Of course, maybe it wouldn’t have worked out that way. If the last year has shown us anything, it’s that conservatives don’t actually believe in many of the bedrock things they say they believe in. So maybe if Gore had been president and he had prosecuted some form of war against Islamic radicalism, the Kurt Schlichters of today would be railing against the Democrats’ animosity toward orthodox religious believers and mocking them for using the U.S. military to carry out the gay-rights agenda because, you know, “liberal tears,” bitches.

So let’s take a less speculative approach and leave the Earth-2 Al Gore out of it. Whatever you think of the wisdom of the Iraq war, it carried an enormous political price for the Republican party. Iraq is responsible, almost by itself, for the waves of 2006 and 2008 which gave Democrats the House, a veto-proof Senate, and the most liberal president of the post-war era.

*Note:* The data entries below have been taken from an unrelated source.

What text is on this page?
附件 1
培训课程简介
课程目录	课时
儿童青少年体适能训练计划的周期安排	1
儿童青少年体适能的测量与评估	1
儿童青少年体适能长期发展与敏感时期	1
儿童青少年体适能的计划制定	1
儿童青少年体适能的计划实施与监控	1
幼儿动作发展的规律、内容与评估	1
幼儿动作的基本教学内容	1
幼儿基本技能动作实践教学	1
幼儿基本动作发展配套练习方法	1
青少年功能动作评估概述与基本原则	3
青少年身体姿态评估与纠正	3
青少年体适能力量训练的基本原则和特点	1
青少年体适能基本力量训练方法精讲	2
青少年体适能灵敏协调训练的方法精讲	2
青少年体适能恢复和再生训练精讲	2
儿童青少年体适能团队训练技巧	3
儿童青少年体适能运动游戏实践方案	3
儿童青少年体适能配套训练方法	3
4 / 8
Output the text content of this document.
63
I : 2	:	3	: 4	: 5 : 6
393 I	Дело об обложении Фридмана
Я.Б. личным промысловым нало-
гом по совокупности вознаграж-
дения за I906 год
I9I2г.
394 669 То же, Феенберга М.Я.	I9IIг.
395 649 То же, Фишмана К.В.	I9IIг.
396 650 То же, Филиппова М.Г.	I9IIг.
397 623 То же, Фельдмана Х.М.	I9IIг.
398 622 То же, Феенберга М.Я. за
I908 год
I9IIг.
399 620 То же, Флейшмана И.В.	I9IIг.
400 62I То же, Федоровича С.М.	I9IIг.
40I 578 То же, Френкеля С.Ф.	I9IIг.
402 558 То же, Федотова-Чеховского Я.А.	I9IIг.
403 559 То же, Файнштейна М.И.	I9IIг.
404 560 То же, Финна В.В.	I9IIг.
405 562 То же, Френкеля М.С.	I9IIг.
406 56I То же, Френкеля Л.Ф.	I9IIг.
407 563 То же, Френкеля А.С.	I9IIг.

Which is to say that you can draw a straight line from the Iraq war to Obamacare—a program that makes it not just possible, but likely, that at some point we’re going to fully nationalize one-sixth of the U.S. economy.

Still feeling good about getting Alito on the bench? Me neither. In fact, if you offered me a trade—Alito and Roberts get replaced by garden-variety liberal jurists and in return Obamacare disappears and the single-payer genie goes back in the bottle, I’m pretty sure I’d take it. Court seats swap back and forth all the time. Fundamental aspects of our societal compact do not.

It’s worth keeping all of this in mind the next time you hear someone make the “but Gorsuch” defense of Trump.

President Trump has done some things during his first year that are obviously good: Gorsuch, but also his appointments all the way down the federal judiciary; rolling back the regulatory state; pledging to move the U.S. embassy to Jerusalem.

These goods will come, as all politics does, at a cost. And there will be things he does that are not obviously good. You may have even noticed some of these things already. There will be a cost for them, too.

To assume that Trump is “worth it” is amazingly, willfully, shortsighted.